Sure. Responsible choices.
Jazz musicians don't learn to improvise by a bot, but by this discussion
I learned a lot about the GPL. It would be fine if there would be an
easy to understand Wiki about the GPL, then nobody needs to controvert
the GPL on any developer mailing list.
I find it frustrating to have to explain the GPL to people over and over.
I have had to do it numerous times in the past and probably will in the
future. I'm almost inclined to put up a web page with my explanations
so I do not have to repeat everything again and again. Of course, there
will still be those who do not read it properly and then disagree, at which
point the same things will have to be explained again. This is what you
have to deal with when it comes to a legal document. The language of
theses types of documents is not everyday, so it confuses people.

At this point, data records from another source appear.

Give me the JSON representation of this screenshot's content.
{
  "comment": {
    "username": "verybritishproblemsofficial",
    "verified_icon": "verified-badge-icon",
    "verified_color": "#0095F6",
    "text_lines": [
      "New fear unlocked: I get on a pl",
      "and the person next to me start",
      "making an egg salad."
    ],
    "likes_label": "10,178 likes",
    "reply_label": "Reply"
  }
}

And
the GPL is very light on legalese at that.
The German Wiki seems to be such an easy to understand
clarification,
http://de.wikipedia.org/wiki/GNU_General_Public_License, but anyway, it
differs to a lot of expert posts by this discussion.
"Ziel ist es, die Freiheit eines Programmes auch in der
Weiterentwicklung von anderen sicherzustellen." on English this sentence
means that it's particularly wanted that someone like Raymond is allowed
to fork a modified project that original is from somebody else.

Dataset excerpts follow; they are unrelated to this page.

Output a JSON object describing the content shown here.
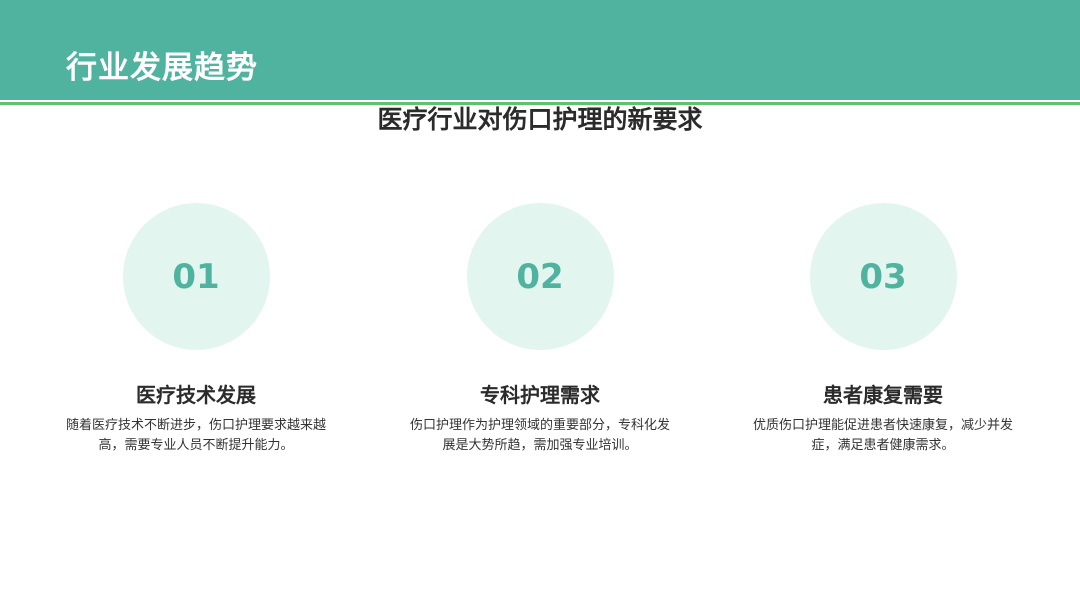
{
  "header": {
    "title": "行业发展趋势"
  },
  "section": {
    "title": "医疗行业对伤口护理的新要求"
  },
  "cards": [
    {
      "number": "01",
      "heading": "医疗技术发展",
      "description": "随着医疗技术不断进步，伤口护理要求越来越高，需要专业人员不断提升能力。"
    },
    {
      "number": "02",
      "heading": "专科护理需求",
      "description": "伤口护理作为护理领域的重要部分，专科化发展是大势所趋，需加强专业培训。"
    },
    {
      "number": "03",
      "heading": "患者康复需要",
      "description": "优质伤口护理能促进患者快速康复，减少并发症，满足患者健康需求。"
    }
  ],
  "colors": {
    "header_band": "#4fb3a0",
    "header_line": "#63c06f",
    "circle_fill": "#e2f5ee",
    "number_text": "#4fb3a0"
  }
}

"The original Impro-Visor project is now hosted on sourceForge. This is
using little changes as a red herring to try to take control of that
project, apparently." (posted by keller91711 4 days ago)
There's no red herring needed to use the libre that is guaranteed by the
GPL.
Just another offensive commentary that flies in the face of the rights
guaranteed by the GPL. Anybody, according to that mentality, is evil
if they dare fork free software. A whole world community disagrees
with that attitude.
If I do understand the German Wiki right, Bob Keller still is violating
the GPL. This isn't an attack by me, it's confusing me, on English there
e.g. is: "you need to include any such compile-time configuration files,
too" (
http://gpl-violations.org/faq/sourcecode-faq.html)
Exactly. Just as I have indicated.
Anyway, it's hard to understand what needs to be
done and what not. As
somebody who doesn't understand a lot of issues I was asked not to
comment anything, by people who might have knowledge about the GPL, but
on the other hand some easy to understand clarifications disagree with
this knowledge.
This is confusing and explains that it's hard to comply to the GPL and
in addition to individual laws of some countries and different points of
view by experts.
Is
http://gpl-violations.org right or wrong with it's interpretation of
the GPL?
They are correct. And I am echoing almost exactly what they say.